The rival claims is mainly based on fraud to have been committed by the respondents. The respondent also contest the position of the applicants and claim a legal right of innocent purchaser for values. In my view the summary powers of the court can be invoked in plain and clear cases, where there is no need for a trial. The 1st and 2nd respondents are saying that they have obtained the title to the suit property and transfer of shares with sufficient cause. The powers under section 118 of the company’s Act cannot be invoked when there is a real and complicated dispute as to the real interests of the parties.
The issue of title to the shares and the suit property cannot be appropriately decided at this stage on the heavily contested facts and documents. The procedure adopted by the applicants to remedy the alleged acts committed in 1991 cannot be an expedient method to address those grievances. It is therefore my position that the application is premature and cannot remedy the grievances put forward by the applicant.

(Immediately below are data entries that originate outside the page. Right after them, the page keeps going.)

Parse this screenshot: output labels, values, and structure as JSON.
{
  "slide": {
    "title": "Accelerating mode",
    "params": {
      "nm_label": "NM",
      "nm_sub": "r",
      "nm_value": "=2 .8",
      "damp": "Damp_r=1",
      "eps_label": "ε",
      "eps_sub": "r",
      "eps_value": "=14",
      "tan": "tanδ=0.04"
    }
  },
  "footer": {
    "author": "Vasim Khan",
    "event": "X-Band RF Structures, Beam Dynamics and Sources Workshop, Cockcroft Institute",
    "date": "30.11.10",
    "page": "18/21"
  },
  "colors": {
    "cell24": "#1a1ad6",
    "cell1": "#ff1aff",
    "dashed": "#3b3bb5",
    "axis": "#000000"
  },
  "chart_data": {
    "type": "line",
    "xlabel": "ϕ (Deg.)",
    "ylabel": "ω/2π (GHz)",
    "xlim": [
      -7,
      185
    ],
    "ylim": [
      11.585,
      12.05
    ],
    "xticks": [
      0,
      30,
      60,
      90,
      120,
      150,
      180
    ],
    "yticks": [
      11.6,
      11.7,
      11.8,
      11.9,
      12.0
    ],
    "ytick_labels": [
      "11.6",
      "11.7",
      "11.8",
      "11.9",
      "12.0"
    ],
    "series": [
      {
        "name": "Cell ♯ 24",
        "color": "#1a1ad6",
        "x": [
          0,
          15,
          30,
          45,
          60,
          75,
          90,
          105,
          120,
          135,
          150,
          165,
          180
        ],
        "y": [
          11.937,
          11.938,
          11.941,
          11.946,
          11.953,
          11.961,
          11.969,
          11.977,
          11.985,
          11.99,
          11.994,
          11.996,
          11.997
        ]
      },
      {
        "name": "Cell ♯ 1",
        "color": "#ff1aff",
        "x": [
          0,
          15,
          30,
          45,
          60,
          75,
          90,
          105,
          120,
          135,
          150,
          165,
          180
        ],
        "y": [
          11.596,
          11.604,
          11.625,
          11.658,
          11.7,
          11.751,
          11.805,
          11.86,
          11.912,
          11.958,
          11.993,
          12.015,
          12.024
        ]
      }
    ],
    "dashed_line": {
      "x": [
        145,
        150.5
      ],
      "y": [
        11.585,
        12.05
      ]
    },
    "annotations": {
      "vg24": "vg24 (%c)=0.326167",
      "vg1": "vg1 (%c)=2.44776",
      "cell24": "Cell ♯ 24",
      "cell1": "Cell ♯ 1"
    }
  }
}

I do not think it is appropriate for me to invoke my discretionary powers in favour of the applicants at this stage. The facts and issues are not clear to me and it would be grave injustice to order rectification on affidavit evidence. It is therefore my view that the summary powers of the court cannot be invoked when the issues in dispute are not plainly clear. I refuse to exercise my discretion in favour of the applicants.
Order: the application dated 21st July, 2005 is dismissed with costs to the respondents.
Dated and delivered at Nairobi this 31st day of May, 2007.